The first film exhibition in Argentina is in 18 July in 1896 in The Odeon theatre.
During the silent film period over 200 movies were shot, including dramas, thrillers, comedies and movies on countryside subjects.
The main filmmakers of the time were Moglia Barth, Francisco Mugica, Manuel Romero, Daniel Tinayre, Luis Saslavvsky, de Savalia, and Luis Cèsar Amadori with writers such as Mario Soffici and Leopoldo Torres Ríos.
Argentina film industrial really advanced with sound films in 1933. The most popular being the film Tango.
Between 1973 and 1975, with democratic government and a considerably stable economy, Argentine cinema reached great reviews and box-office success, and even some films were nominated for the Oscar.

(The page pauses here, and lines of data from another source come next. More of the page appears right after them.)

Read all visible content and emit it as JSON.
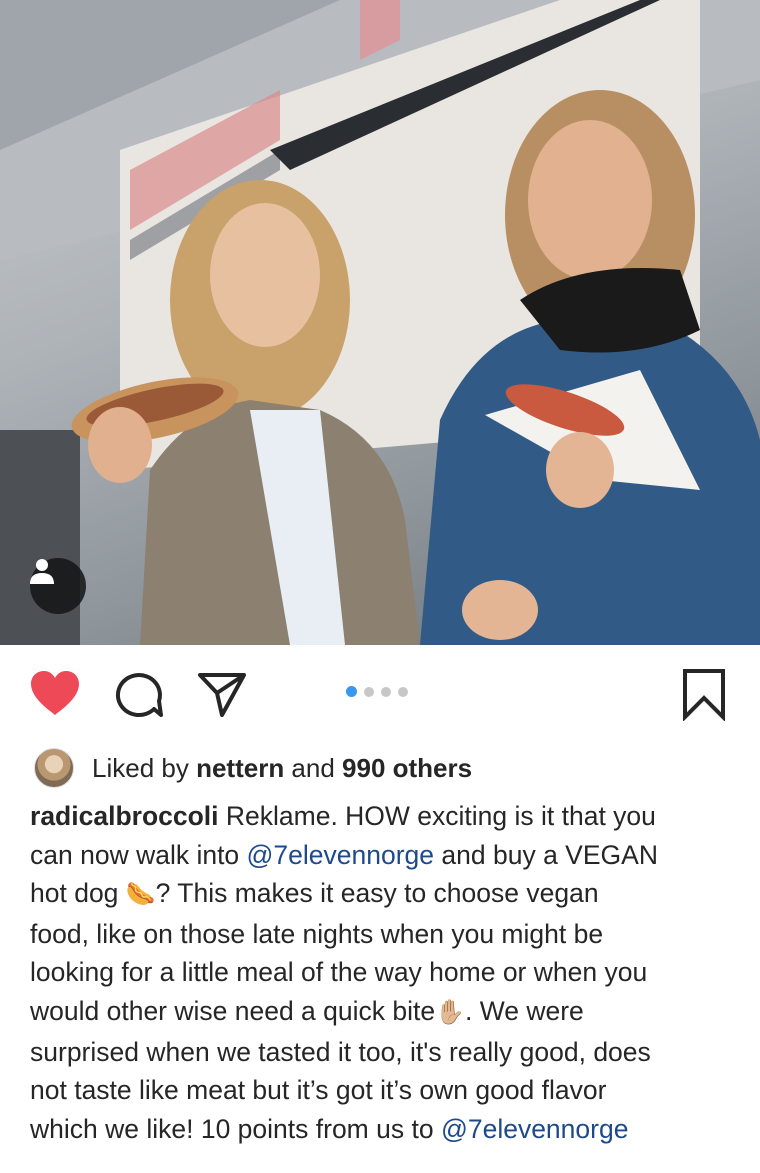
{
  "post": {
    "photo_alt": "Two women holding hot dogs in front of a 7-Eleven store",
    "user_tag_icon": "person-icon",
    "actions": {
      "like_icon": "heart-filled-icon",
      "comment_icon": "comment-icon",
      "share_icon": "paper-plane-icon",
      "save_icon": "bookmark-icon",
      "like_color": "#ed4956"
    },
    "carousel": {
      "count": 4,
      "active": 1,
      "active_color": "#3897f0"
    },
    "likes": {
      "prefix": "Liked by ",
      "user": "nettern",
      "middle": " and ",
      "count": "990 others"
    },
    "caption": {
      "username": "radicalbroccoli",
      "line1": " Reklame. HOW exciting is it that you",
      "line2_a": "can now walk into ",
      "mention1": "@7elevennorge",
      "line2_b": " and buy a VEGAN",
      "line3_a": "hot dog ",
      "hotdog_emoji": "🌭",
      "line3_b": "? This makes it easy to choose vegan",
      "line4": "food, like on those late nights when you might be",
      "line5": "looking for a little meal of the way home or when you",
      "line6_a": "would other wise need a quick bite",
      "hand_emoji": "✋🏼",
      "line6_b": ". We were",
      "line7": "surprised when we tasted it too, it's really good, does",
      "line8": "not taste like meat but it’s got it’s own good flavor",
      "line9_a": "which we like! 10 points from us to ",
      "mention2": "@7elevennorge"
    }
  }
}
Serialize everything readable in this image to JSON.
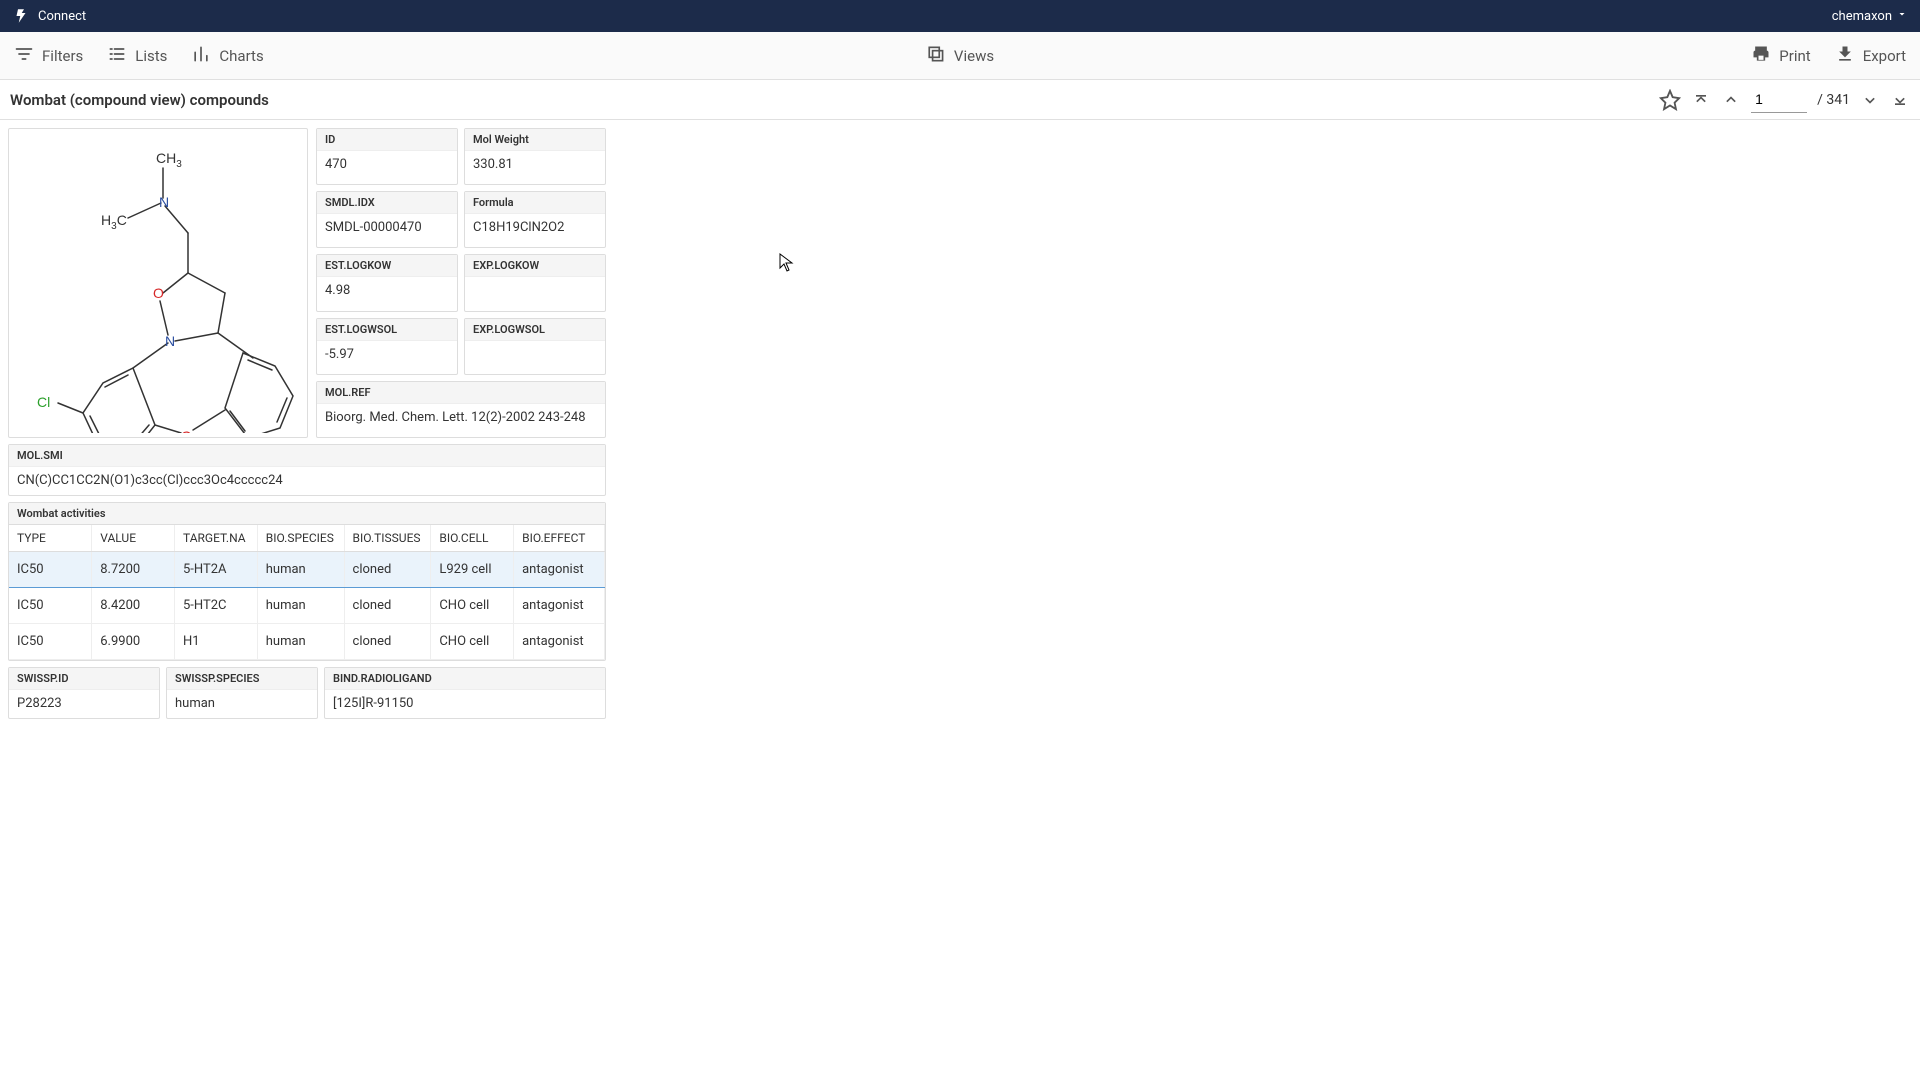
{
  "topbar": {
    "app_name": "Connect",
    "user": "chemaxon"
  },
  "toolbar": {
    "filters": "Filters",
    "lists": "Lists",
    "charts": "Charts",
    "views": "Views",
    "print": "Print",
    "export": "Export"
  },
  "titlebar": {
    "title": "Wombat (compound view) compounds",
    "page_current": "1",
    "page_total": "/ 341"
  },
  "fields": {
    "id": {
      "label": "ID",
      "value": "470"
    },
    "molweight": {
      "label": "Mol Weight",
      "value": "330.81"
    },
    "smdlidx": {
      "label": "SMDL.IDX",
      "value": "SMDL-00000470"
    },
    "formula": {
      "label": "Formula",
      "value": "C18H19ClN2O2"
    },
    "estlogkow": {
      "label": "EST.LOGKOW",
      "value": "4.98"
    },
    "explogkow": {
      "label": "EXP.LOGKOW",
      "value": ""
    },
    "estlogwsol": {
      "label": "EST.LOGWSOL",
      "value": "-5.97"
    },
    "explogwsol": {
      "label": "EXP.LOGWSOL",
      "value": ""
    },
    "molref": {
      "label": "MOL.REF",
      "value": "Bioorg. Med. Chem. Lett. 12(2)-2002 243-248"
    },
    "molsmi": {
      "label": "MOL.SMI",
      "value": "CN(C)CC1CC2N(O1)c3cc(Cl)ccc3Oc4ccccc24"
    }
  },
  "activities": {
    "title": "Wombat activities",
    "columns": [
      "TYPE",
      "VALUE",
      "TARGET.NA",
      "BIO.SPECIES",
      "BIO.TISSUES",
      "BIO.CELL",
      "BIO.EFFECT"
    ],
    "rows": [
      {
        "type": "IC50",
        "value": "8.7200",
        "target": "5-HT2A",
        "species": "human",
        "tissues": "cloned",
        "cell": "L929 cell",
        "effect": "antagonist",
        "selected": true
      },
      {
        "type": "IC50",
        "value": "8.4200",
        "target": "5-HT2C",
        "species": "human",
        "tissues": "cloned",
        "cell": "CHO cell",
        "effect": "antagonist",
        "selected": false
      },
      {
        "type": "IC50",
        "value": "6.9900",
        "target": "H1",
        "species": "human",
        "tissues": "cloned",
        "cell": "CHO cell",
        "effect": "antagonist",
        "selected": false
      }
    ]
  },
  "bottom": {
    "swisspid": {
      "label": "SWISSP.ID",
      "value": "P28223"
    },
    "swisspspecies": {
      "label": "SWISSP.SPECIES",
      "value": "human"
    },
    "bindradioligand": {
      "label": "BIND.RADIOLIGAND",
      "value": "[125I]R-91150"
    }
  },
  "structure": {
    "atoms": {
      "ch3": "CH",
      "h3c": "H",
      "c_sub": "C",
      "three_sub": "3",
      "n1": "N",
      "n2": "N",
      "o1": "O",
      "o2": "O",
      "cl": "Cl"
    }
  }
}
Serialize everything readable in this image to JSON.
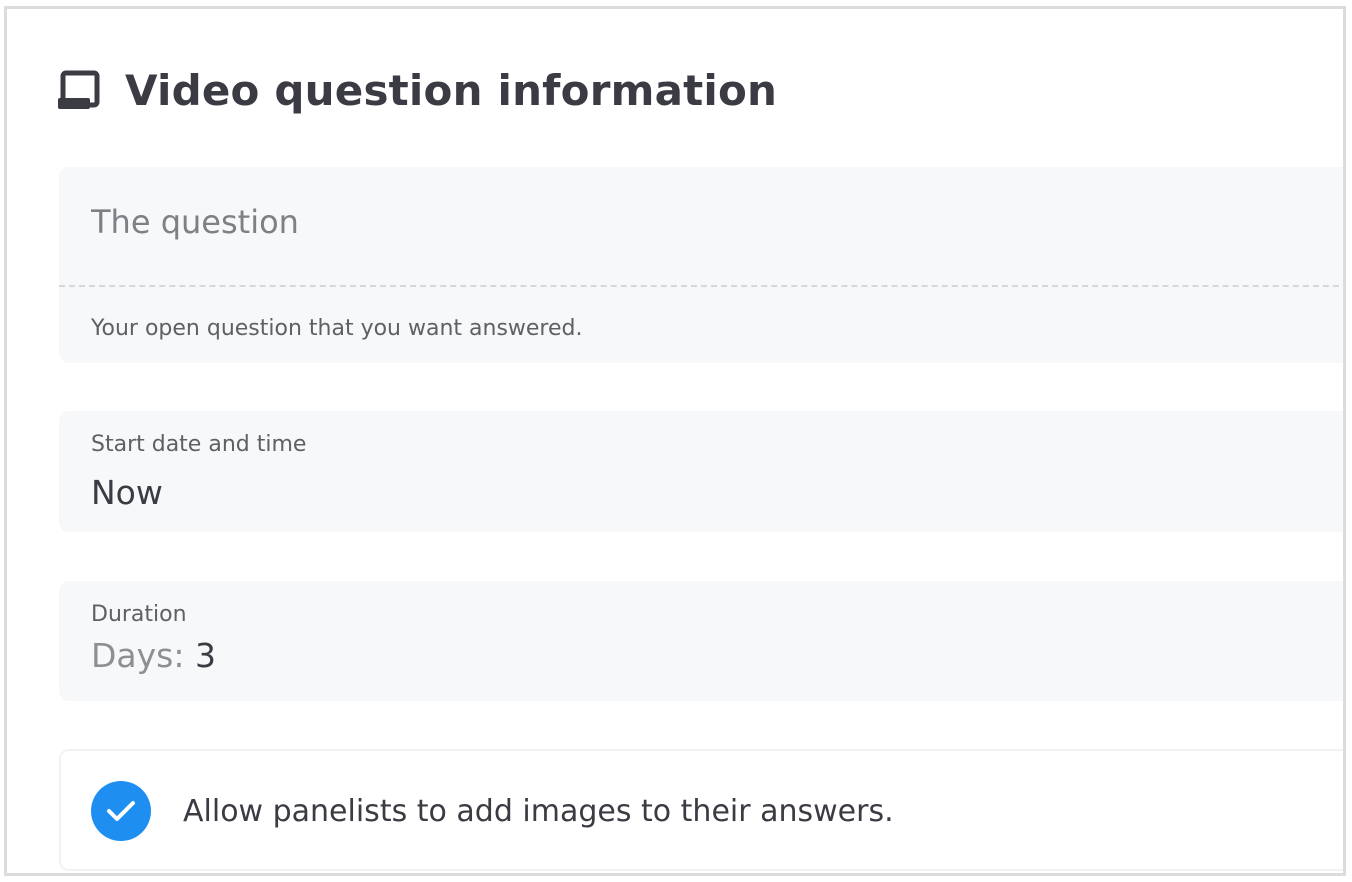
{
  "header": {
    "title": "Video question information",
    "icon": "laptop-icon"
  },
  "question": {
    "placeholder": "The question",
    "value": "",
    "hint": "Your open question that you want answered."
  },
  "start": {
    "label": "Start date and time",
    "value": "Now"
  },
  "duration": {
    "label": "Duration",
    "prefix": "Days: ",
    "days": "3"
  },
  "images_option": {
    "label": "Allow panelists to add images to their answers.",
    "checked": true,
    "check_color": "#1E8FF0",
    "icon": "checkmark-icon"
  },
  "colors": {
    "title": "#3B3B44",
    "card_background": "#F7F8F9",
    "frame_border": "#DCDCDC"
  }
}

La Historia Oficial written by Luis Puenzo and Aída Bortnik and directed by Luis Puenzo was awarded an Oscar Academy Award as the Best Foreign Film in 1985. The film starred by Norma Aleandro and Héctor Alterio is about a couple in Buenos Aires with an adopted child who is a victim of the disappearances that occurred during Argentina’s Dirty war in the 1970s.
The 1989 Argentine economic crisis, with flourishing inflation, forced producer - directors to depend on state subsidies or foreign co-productions.
In the 1990s, Marcelo Piñeyro began his career as a director presenting Tango Feroz.. All his subsequent films achieved excellent results in ticketing. Other directors also emerged, especially young people, that despite the fierce crisis that was installed at the beginning of the twenty - first century.
They have rescued the international prestige of the Argentine cinema, which today is one of the most internationally respected and rewarded.